Auch die Beleuchtung der Arbeitsräume kann flexibel gestaltet werden. Die Deckenlampen werden mit einem drahtlosen Lichtschalter bedient, der einfach auf die Glaswand zum Gang aufgesetzt und je nach Anzahl der Lampen im Raum programmiert wird. „Der Schalter erzeugt beim Tastendruck die Energie, die er zum Senden des Funkimpulses an die Lampen braucht“, erklärt Elmar Hasler. Alle Lampen haben außerdem einen Bewegungsmelder und einen Tageslichtsensor eingebaut, wodurch ein Optimum an Behaglichkeit bei gleichzeitiger Energieeffizienz erreicht wird. Die Heizenergie für das HIT wird derzeit aus dem Niedertemperaturnetz der ETH Zürich am Campus bezogen. Die Gebäudetechnik ist aber bereits für die Einbindung in die geplante Energieversorgung des gesamten Campus mit Erdwärme vorbereitet. Die ETH möchte am Hönggerberg ihre Vision der 2.000-Watt- Gesellschaft verwirklichen. Demnach soll der Energiebedarf eines Menschen einer durchschnittlichen Leistung von 2.000 Watt entsprechen statt der derzeit in der Schweiz üblichen 5.000 bis 6.000 Watt.
Schatten nach Maß
Besondere Bedeutung für Architektur und Nachhaltigkeit hat die Beschattung der Vollglasfassade. „Die Nutzer mögen es nicht, wenn an einem schönen Sommertag die Jalousien geschlossen sind“, sagt Elmar Hasler. Der Endeffekt ist meist, dass die Jalousien geöffnet und die Klimaanlage kälter gestellt werden. Baumschlager Eberle strebte deshalb eine nutzerunabhängige und trotzdem komfortable Beschattung an und überlegte, dafür bewegliche Glaselemente einzusetzen. Das wiederum wollte die ETH nicht, weil bewegliche Elemente zu häufig repariert werden müssen, was Kosten verursacht.
Die Lösung – eine Beschattung durch Natursteinblenden aus Travertin – ist nachhaltig und gibt dem HIT sein markantes Erscheinungsbild.
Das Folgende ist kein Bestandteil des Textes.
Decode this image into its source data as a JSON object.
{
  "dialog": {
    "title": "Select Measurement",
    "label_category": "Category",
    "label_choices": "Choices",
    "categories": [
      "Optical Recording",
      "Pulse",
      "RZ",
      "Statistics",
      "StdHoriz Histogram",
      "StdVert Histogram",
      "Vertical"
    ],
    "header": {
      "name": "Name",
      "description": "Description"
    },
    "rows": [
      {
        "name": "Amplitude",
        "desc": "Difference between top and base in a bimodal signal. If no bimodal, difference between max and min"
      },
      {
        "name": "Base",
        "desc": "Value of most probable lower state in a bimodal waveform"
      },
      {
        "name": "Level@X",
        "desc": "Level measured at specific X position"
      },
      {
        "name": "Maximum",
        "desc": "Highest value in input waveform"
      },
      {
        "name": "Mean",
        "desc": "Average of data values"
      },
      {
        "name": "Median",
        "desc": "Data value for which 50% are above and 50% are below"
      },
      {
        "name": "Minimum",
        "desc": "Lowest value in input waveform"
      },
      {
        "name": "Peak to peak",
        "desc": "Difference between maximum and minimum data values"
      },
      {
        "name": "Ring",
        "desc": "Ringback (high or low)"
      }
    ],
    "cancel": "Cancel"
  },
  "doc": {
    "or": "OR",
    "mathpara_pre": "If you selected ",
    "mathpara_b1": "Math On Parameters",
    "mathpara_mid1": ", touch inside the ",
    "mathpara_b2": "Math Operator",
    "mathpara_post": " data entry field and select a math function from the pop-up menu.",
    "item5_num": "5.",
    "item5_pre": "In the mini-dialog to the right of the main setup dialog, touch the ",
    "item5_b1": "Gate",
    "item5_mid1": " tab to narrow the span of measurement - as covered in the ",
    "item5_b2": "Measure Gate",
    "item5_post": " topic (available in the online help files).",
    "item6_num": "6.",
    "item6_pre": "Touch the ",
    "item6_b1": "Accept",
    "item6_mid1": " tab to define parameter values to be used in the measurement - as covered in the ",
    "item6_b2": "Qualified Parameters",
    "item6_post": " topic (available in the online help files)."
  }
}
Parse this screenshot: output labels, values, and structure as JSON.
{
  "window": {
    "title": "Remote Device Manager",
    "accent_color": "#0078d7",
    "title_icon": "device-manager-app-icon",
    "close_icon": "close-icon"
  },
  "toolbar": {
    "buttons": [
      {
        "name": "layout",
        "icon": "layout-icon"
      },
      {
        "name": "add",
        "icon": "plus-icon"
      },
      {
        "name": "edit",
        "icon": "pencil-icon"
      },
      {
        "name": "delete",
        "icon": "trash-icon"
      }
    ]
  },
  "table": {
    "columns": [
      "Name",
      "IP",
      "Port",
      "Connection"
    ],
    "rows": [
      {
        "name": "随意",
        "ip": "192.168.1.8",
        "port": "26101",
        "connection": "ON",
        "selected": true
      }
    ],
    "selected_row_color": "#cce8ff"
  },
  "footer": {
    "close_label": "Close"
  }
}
Die Architekten simulierten dafür die Sonneneinstrahlung für das gesamte Gebäude über das ganze Jahr und berechneten für jede Himmelsrichtung die passenden Elementmaße. Zur Durchbrechung des dabei entstehenden Gitters gibt es an drei Seiten Einschnitte für den Eingangsbereich und zwei große Fenster.
Sparsam von Anfang an
Der kompakte Baukörper, die Speicherleistung der Konstruktion, der bauliche Sonnenschutz und die feine Regulierung des Raumklimas tragen wesentlich dazu bei, dass beim HIT der Minergie-ECO-Standard unterschritten wird. Nachhaltigkeit wird aber nicht nur in Bezug auf den Energieverbrauch gesehen. So sorgen beispielsweise Oberflächen aus Glas, Travertin und geöltem Stahl für reduzierten Pflege- und Sanierungsaufwand, die Verlegung der Leitungen in Schächten und im Zwischenboden für leichte Zugänglichkeit.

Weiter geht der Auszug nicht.